The F.B.I. has two basic national crime data collection systems that it relies on to create estimates of local and national trends. One is the Summary Reporting System (S.R.S.), which has two main problems.
First, agencies use a “hierarchy rule,” meaning they count only the most serious offense in an incident. If a burglar assaults a homeowner, the assault is counted, while the burglary is not. Or if a murder takes place during a robbery, only the murder is recorded. Second, there are only seven main categories of national crime data (arson is so underreported that the F.B.I. does not estimate national figures), so data on crimes like vandalism, fraud and kidnapping is not collected.
To address these deficiencies, on Jan. 1 the F.B.I. stopped collecting data via the S.R.S. and switched to the National Incident Based Response System (NIBRS).

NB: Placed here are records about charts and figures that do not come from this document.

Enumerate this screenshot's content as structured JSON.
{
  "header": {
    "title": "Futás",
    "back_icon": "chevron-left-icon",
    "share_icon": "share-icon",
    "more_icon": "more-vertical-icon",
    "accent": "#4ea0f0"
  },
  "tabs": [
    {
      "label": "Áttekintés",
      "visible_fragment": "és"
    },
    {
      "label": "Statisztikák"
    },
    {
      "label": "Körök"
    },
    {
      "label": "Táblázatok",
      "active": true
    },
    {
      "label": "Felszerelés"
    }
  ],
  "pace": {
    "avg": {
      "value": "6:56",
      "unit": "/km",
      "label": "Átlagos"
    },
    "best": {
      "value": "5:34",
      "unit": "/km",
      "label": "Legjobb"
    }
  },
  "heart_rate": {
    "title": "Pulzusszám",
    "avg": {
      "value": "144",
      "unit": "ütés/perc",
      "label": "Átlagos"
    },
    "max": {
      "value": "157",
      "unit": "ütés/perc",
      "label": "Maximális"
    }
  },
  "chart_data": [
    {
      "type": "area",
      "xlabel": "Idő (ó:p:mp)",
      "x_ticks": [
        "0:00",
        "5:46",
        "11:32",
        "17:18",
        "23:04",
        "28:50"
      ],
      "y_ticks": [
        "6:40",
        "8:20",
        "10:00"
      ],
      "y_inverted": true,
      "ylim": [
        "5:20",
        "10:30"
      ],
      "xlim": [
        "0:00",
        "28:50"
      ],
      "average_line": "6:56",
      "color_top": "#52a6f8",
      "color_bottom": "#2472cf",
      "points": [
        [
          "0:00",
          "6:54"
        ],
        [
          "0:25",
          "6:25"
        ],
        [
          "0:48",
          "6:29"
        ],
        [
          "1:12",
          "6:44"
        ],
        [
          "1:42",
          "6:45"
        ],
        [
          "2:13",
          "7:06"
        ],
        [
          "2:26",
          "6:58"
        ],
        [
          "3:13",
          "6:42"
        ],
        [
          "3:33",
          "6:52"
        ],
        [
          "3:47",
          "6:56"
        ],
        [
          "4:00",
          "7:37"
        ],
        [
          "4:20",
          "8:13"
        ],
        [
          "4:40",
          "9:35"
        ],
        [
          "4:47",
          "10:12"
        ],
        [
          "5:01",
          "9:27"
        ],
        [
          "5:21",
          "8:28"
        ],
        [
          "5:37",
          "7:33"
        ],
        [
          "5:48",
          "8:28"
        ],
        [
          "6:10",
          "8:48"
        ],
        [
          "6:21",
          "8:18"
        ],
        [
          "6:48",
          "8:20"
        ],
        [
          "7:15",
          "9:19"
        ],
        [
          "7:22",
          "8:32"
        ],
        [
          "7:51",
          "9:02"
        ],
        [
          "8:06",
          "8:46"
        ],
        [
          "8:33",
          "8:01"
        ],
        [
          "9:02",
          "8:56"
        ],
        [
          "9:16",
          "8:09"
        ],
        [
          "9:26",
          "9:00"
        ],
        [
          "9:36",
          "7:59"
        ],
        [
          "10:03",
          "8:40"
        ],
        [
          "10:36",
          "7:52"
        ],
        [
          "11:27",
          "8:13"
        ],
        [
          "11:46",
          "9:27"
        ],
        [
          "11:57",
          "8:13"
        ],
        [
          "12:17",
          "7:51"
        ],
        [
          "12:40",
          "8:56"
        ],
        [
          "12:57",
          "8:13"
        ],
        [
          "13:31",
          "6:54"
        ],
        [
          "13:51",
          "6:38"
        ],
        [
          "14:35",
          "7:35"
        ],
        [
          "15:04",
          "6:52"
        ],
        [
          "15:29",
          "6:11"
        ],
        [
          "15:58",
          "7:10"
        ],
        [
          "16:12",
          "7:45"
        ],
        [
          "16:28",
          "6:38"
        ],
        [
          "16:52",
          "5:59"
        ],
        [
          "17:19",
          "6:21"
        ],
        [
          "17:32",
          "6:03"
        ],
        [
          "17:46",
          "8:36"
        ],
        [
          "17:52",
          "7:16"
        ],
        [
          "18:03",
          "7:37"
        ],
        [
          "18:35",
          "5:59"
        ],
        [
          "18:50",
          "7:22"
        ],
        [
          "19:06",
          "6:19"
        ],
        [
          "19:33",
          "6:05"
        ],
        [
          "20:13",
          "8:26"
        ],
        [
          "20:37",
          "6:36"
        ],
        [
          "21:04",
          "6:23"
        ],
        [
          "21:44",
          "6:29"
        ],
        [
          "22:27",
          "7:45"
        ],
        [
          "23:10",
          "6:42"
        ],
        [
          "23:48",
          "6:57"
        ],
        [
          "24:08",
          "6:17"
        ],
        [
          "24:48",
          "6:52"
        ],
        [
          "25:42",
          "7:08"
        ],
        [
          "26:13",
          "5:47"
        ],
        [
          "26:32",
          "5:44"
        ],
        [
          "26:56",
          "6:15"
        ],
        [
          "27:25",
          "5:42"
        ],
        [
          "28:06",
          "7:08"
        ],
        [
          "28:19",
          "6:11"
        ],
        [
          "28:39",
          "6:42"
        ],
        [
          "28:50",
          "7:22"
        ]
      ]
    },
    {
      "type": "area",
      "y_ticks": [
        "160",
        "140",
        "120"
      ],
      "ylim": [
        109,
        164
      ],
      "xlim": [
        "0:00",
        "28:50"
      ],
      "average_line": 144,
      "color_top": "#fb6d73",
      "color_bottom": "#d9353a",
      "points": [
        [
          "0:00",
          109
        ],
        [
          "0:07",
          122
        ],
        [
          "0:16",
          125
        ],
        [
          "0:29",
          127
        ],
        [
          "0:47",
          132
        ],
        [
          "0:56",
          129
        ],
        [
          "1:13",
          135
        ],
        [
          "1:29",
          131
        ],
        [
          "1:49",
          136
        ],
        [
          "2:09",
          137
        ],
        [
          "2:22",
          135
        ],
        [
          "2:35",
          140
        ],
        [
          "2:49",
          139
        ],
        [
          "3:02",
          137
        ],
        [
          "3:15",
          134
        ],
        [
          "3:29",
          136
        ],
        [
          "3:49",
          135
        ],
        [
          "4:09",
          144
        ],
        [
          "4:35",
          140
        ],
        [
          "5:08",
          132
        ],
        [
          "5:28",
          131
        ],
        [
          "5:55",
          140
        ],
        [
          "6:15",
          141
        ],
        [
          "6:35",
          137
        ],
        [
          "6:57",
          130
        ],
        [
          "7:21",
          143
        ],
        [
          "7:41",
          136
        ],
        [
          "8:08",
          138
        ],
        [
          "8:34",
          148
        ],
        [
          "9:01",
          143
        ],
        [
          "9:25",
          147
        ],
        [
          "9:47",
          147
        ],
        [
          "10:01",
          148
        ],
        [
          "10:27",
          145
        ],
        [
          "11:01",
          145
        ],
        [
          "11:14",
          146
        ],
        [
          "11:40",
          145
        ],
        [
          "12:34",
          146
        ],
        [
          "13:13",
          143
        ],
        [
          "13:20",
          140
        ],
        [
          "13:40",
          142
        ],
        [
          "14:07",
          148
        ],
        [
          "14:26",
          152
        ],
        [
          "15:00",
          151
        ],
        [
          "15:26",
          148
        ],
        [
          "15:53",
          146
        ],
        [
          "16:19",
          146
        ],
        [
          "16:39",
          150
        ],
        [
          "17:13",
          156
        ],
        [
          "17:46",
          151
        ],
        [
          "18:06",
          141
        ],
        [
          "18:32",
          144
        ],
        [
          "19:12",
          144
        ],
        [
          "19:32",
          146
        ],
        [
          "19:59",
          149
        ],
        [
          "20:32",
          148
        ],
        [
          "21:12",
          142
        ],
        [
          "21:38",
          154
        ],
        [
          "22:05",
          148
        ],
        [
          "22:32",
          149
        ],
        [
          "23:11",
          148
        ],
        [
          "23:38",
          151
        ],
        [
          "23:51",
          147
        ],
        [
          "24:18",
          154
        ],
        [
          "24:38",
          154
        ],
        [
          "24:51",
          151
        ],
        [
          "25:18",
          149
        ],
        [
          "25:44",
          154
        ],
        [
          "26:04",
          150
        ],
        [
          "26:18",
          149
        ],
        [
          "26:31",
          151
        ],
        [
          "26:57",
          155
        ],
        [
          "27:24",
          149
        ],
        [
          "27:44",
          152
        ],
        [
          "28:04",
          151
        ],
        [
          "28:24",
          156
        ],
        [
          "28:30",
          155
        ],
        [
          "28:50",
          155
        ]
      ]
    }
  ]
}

This newer system, started in 1988, collects data on a much wider array of offenses, though this data was not used until now for the Uniform Crime Report. NIBRS does away with the hierarchy rule; agencies can report on up to 10 different offenses in a single episode.
Agencies also report substantially more details on things like where crimes occur; the relationship between offender and victim; and how much of what drug was seized in a drug raid. As the F.B.I. points out, for example, a concerned citizen can use the system to see how many kidnappings occur at day care centers each year.
“The move to NIBRS will be a huge leap forward for understanding crime and victimization,” said Jerry Ratcliffe, a professor of criminal justice at Temple University and host of the “Reducing Crime” podcast. “It may help police departments that have a strong analytical capacity advance their crime prevention strategies.”
Although phasing out S.R.S. will have benefits, the switch-over presents short-term challenges. For a start, it isn’t known how many agencies will actually report crime data in 2021 using the newer system.
The Bureau of Justice Statistics said in an email that the F.B.I. took a survey in April 2020 to determine how many agencies planned to make the transition: “The results of that survey indicated 75 percent of law enforcement agencies (representing 81 percent of the U.S. population) were committed to transitioning to NIBRS by the Jan. 1, 2021, deadline.”
That would be well below the roughly 90 percent of eligible agencies that annually report data under S.R.S., and it’s unclear how many agencies made the switch this year.
“Many police departments have not moved forward quickly enough to embrace the move to NIBRS,” Mr. Ratcliffe said. “I suspect this is due to a lack of knowledge about NIBRS, staffing challenges of the pandemic, and the impact of other more immediate pressures on police departments.”
The Bureau of Justice Statistics says it has “been working on a set of estimation procedures, with input and support from the F.B.I., to generate national crime statistics based on the reported NIBRS data.” Even in the best case, however, the number of murders reported nationally in 2021 will be much more of an estimate than we are generally used to, and it will be challenging to assess crime trends for the next few years.
Another reason it will be hard to compare crime statistics in 2021 with previous years is that eliminating the hierarchy rule will undoubtedly lead to an increase in the number of crimes reported.
This shouldn’t have much effect on the number of murders reported each year, because murder sits atop the hierarchy. But there may be increases in other types of offenses that could create some misleading headlines.
The F.B.I. estimated in 2014 that 11 percent of all criminal episodes involved multiple offenses, and that converting to NIBRS would lead to a 2 percent increase in offenses.
The upside to the new system will be more insight into a wider array of crimes at both the local and national level. But the expected growing pains will occur during a period when reliable reporting of crime trends may be particularly relevant.